In 1947, when Yumashev, the author of the Hokkaido landing plan, became the Soviet Minister of the Navy, he raised the subject of the cancelled operation with Stalin.

He told Stalin that at the time he had wanted to call him on the phone to insist on the landing but, upon reflection, decided not to.

“That’s too bad,” Stalin replied. “If you succeeded, we would have awarded you. If you failed, we would have punished you.”

Evidently, Stalin had come to regret his decisions on Hokkaido. As the Cold War raged, the Soviet leader thought Truman had been untrustworthy and wished he’d played a tougher game.

By 1950, Stalin no longer cared about the Yalta framework that had made him so cautious in August 1945. He aligned with Communist China, and gave Kim Il Sung a green light to invade South Korea.

“To hell with it!” Stalin said in January 1950, speaking of Yalta. “Once we have taken up the position that the treaties must be changed, we must go all the way.”

In August 1945, Stalin was clearly not prepared to “go all the way.” He still saw Truman as a partner in the postwar management of the world.

That feeling did not last: Realizing that Truman, emboldened by Hiroshima, was pressuring him, Stalin resolved to stand firm.

Truman, for his part, likely misread Stalin’s retreat in Hokkaido as evidence that Stalin would back off if pressed.
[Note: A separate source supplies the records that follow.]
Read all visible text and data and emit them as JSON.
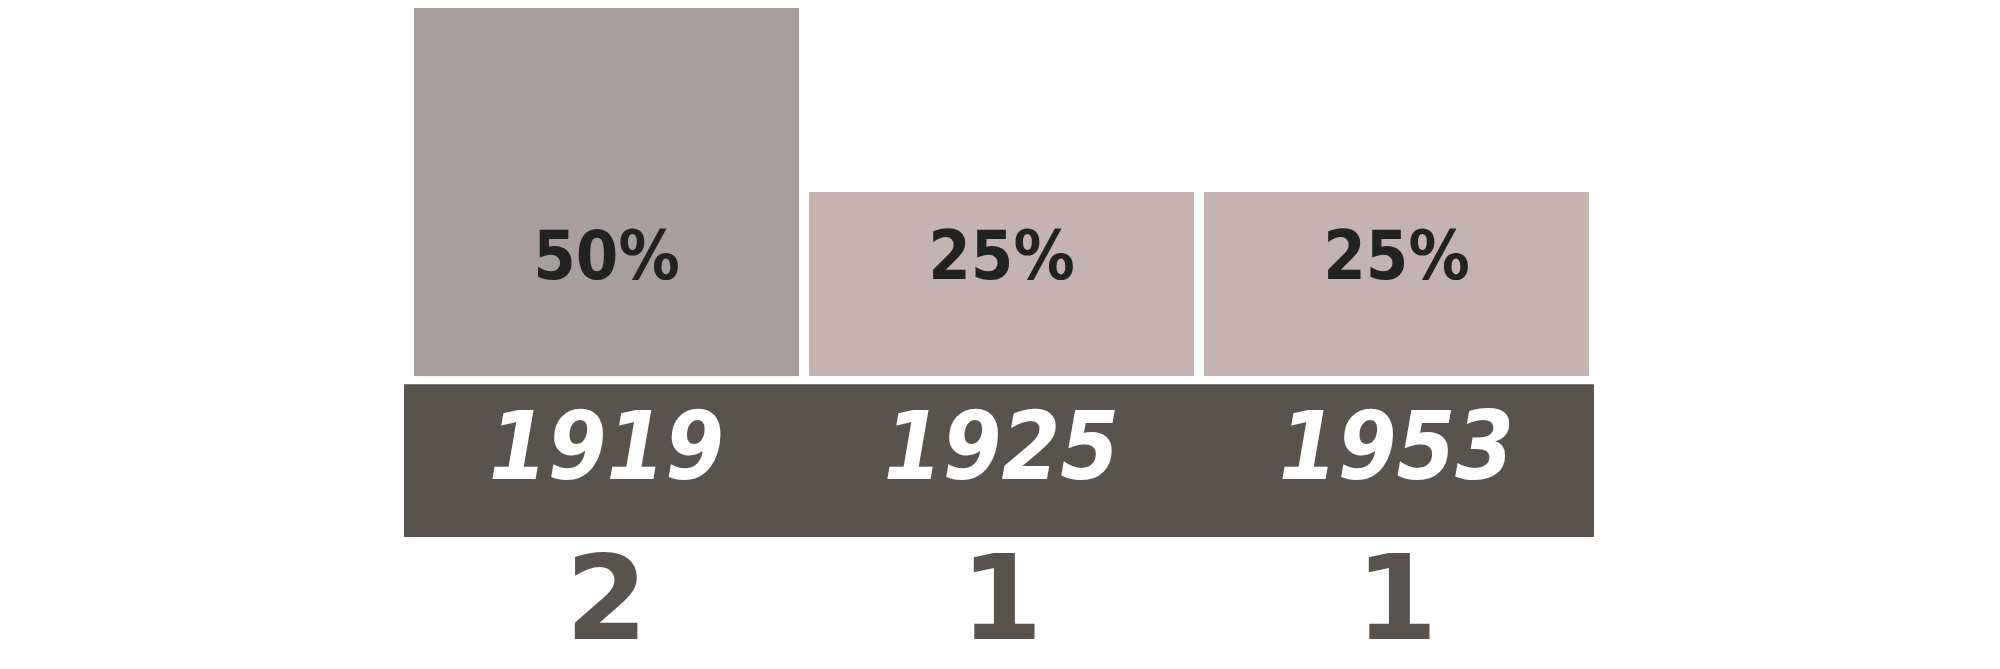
{
  "chart_data": {
    "type": "bar",
    "categories": [
      "1919",
      "1925",
      "1953"
    ],
    "values": [
      50,
      25,
      25
    ],
    "colors": [
      "#a89e9e",
      "#c4b3b2",
      "#c4b3b2"
    ],
    "value_labels": [
      "50%",
      "25%",
      "25%"
    ],
    "ylim": [
      0,
      50
    ],
    "tick_labels": "x",
    "grid": false,
    "legend": false,
    "annotations": [
      "2",
      "1",
      "1"
    ]
  }
}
Although the bomb did not make Stalin back off in Hokkaido, its implicit threat made superpower cooperation an increasingly remote prospect.

Hiroshima, then, made the Cold War practically inevitable.

2 comments:

  1. Nonsense. Many factors conspired to make some post-war conflict between the USSR and USA inevitable, yes.

    But conflcit is surely not the same as a near 50 years of animosity and the constant threat of WWIII. It was probably the use of anti-communism as a partisan political weapon in the USA that made it difficult to end the cold war- to be "soft on communism" was a death sentence to a politician. This wasn't inevitable. The cold war could and should have been ended with the conclusion of the korean war and death of stalin in the 50s.